Is there a graceful abort possible that will still write the pickle to disk
in case you want to reboot?

A solution would be a log file that gets appended. At start you load the
pickle, then the log if it exists and update the pickle.

After the file scan, store the pickle, delete the log file.

Another option would be to store the pickle for a given interval so that if
the operation is aborted only the work of one interval is lost.

I prefer the first.

It explains why people mention that the md5 cache is not working. I'm now
syncing 40.000+ files and if I quit the terminal all md5 hash data is gone.

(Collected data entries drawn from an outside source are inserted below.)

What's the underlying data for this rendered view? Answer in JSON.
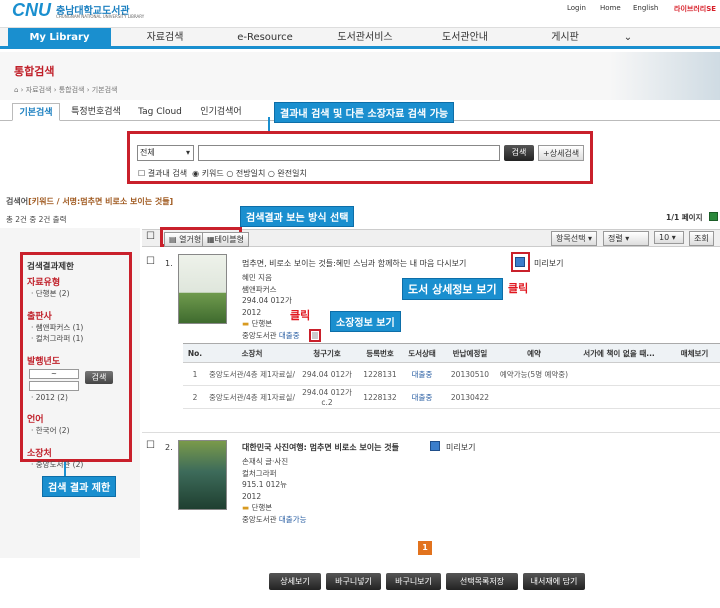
{
  "header": {
    "logo": "CNU",
    "univ_name": "충남대학교도서관",
    "univ_sub": "CHUNGNAM NATIONAL UNIVERSITY LIBRARY",
    "links": [
      "Login",
      "Home",
      "English"
    ],
    "library_label": "라이브러리SE"
  },
  "nav": {
    "my_library": "My Library",
    "items": [
      "자료검색",
      "e-Resource",
      "도서관서비스",
      "도서관안내",
      "게시판"
    ]
  },
  "page": {
    "title": "통합검색",
    "breadcrumb": [
      "자료검색",
      "통합검색",
      "기본검색"
    ]
  },
  "tabs": [
    "기본검색",
    "특정번호검색",
    "Tag Cloud",
    "인기검색어"
  ],
  "search": {
    "scope": "전체",
    "query": "",
    "button": "검색",
    "advanced": "+상세검색",
    "within_results": "결과내 검색",
    "modes": [
      "키워드",
      "전방일치",
      "완전일치"
    ],
    "selected_mode": "키워드"
  },
  "query_summary": {
    "label": "검색어",
    "text": "[키워드 / 서명:멈추면 비로소 보이는 것들]",
    "count": "총 2건 중 2건 출력",
    "pages": "1/1 페이지"
  },
  "view_toggle": {
    "list": "열거형",
    "tile": "테이블형"
  },
  "toolbar": {
    "item_select": "항목선택",
    "sort": "정렬",
    "per_page": "10",
    "go": "조회"
  },
  "facets": {
    "title": "검색결과제한",
    "groups": [
      {
        "name": "자료유형",
        "items": [
          "단행본 (2)"
        ]
      },
      {
        "name": "출판사",
        "items": [
          "쌤앤파커스 (1)",
          "컬처그라퍼 (1)"
        ]
      },
      {
        "name": "발행년도",
        "from": "",
        "to": "",
        "button": "검색",
        "items": [
          "2012 (2)"
        ]
      },
      {
        "name": "언어",
        "items": [
          "한국어 (2)"
        ]
      },
      {
        "name": "소장처",
        "items": [
          "중앙도서관 (2)"
        ]
      }
    ]
  },
  "results": [
    {
      "no": "1.",
      "title": "멈추면, 비로소 보이는 것들:혜민 스님과 함께하는 내 마음 다시보기",
      "preview": "미리보기",
      "author": "혜민 지음",
      "publisher": "쌤앤파커스",
      "call_no": "294.04 012가",
      "year": "2012",
      "type": "단행본",
      "location": "중앙도서관",
      "status": "대출중"
    },
    {
      "no": "2.",
      "title": "대한민국 사진여행: 멈추면 비로소 보이는 것들",
      "preview": "미리보기",
      "author": "손재식 글·사진",
      "publisher": "컬처그라퍼",
      "call_no": "915.1 012뉴",
      "year": "2012",
      "type": "단행본",
      "location": "중앙도서관",
      "status": "대출가능"
    }
  ],
  "holdings": {
    "headers": [
      "No.",
      "소장처",
      "청구기호",
      "등록번호",
      "도서상태",
      "반납예정일",
      "예약",
      "서가에 책이 없을 때...",
      "매체보기"
    ],
    "rows": [
      [
        "1",
        "중앙도서관/4층 제1자료실/",
        "294.04 012가",
        "1228131",
        "대출중",
        "20130510",
        "예약가능(5명 예약중)",
        "",
        ""
      ],
      [
        "2",
        "중앙도서관/4층 제1자료실/",
        "294.04 012가 c.2",
        "1228132",
        "대출중",
        "20130422",
        "",
        "",
        ""
      ]
    ]
  },
  "pagination": {
    "current": "1"
  },
  "bottom_buttons": [
    "상세보기",
    "바구니넣기",
    "바구니보기",
    "선택목록저장",
    "내서재에 담기"
  ],
  "annotations": {
    "search_note": "결과내 검색 및 다른 소장자료 검색 가능",
    "view_note": "검색결과 보는 방식 선택",
    "detail_note": "도서 상세정보 보기",
    "holding_note": "소장정보 보기",
    "facet_note": "검색 결과 제한",
    "click": "클릭"
  },
  "colors": {
    "nav_blue": "#1a8fcf",
    "annotation_red": "#c9202b",
    "title_red": "#c0202a"
  }
}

Let me dive into python, maybe I can contribute to s3cmd.
On Oct 3, 2015 6:24 AM, "Matt Domsch" notifications@github.com wrote:

Yes, the cache is stored as a python pickle, at the end of the local
directory walk. Not at the end of the sync operation though. Depends
which direction you are syncing. If syncing local to remote, the local
file list is read first, the cache saved, then the remote file list is
read. If syncing remote to local, the remote list is read first, then the
local list is read and the cache saved. To re-write the pickle after each
file being read would be crazy. Now, it could be stored in a different
format, one more suitable to appending I suppose, but pickles were the easy
choice and have worked thus far.

On Fri, Oct 2, 2015 at 5:47 PM, Ramon Smits notifications@github.com
wrote:

I'm currently running a s3cmd sync operation on my laptop from s3 to my
nas. The operation is running for hours because the md5 hashes need to be
generated. I added the --cache-file option so that the md5 hashes will be
stored.

However, I just looked at the folder and I don't see that file. Does that
mean that the cache file is only flushed to storage at the end of the
sync
operation?

Why isn't the cache file flushed after each calculated md5? I cannot stop
the current operation as then all calculated md5 hashes are gone.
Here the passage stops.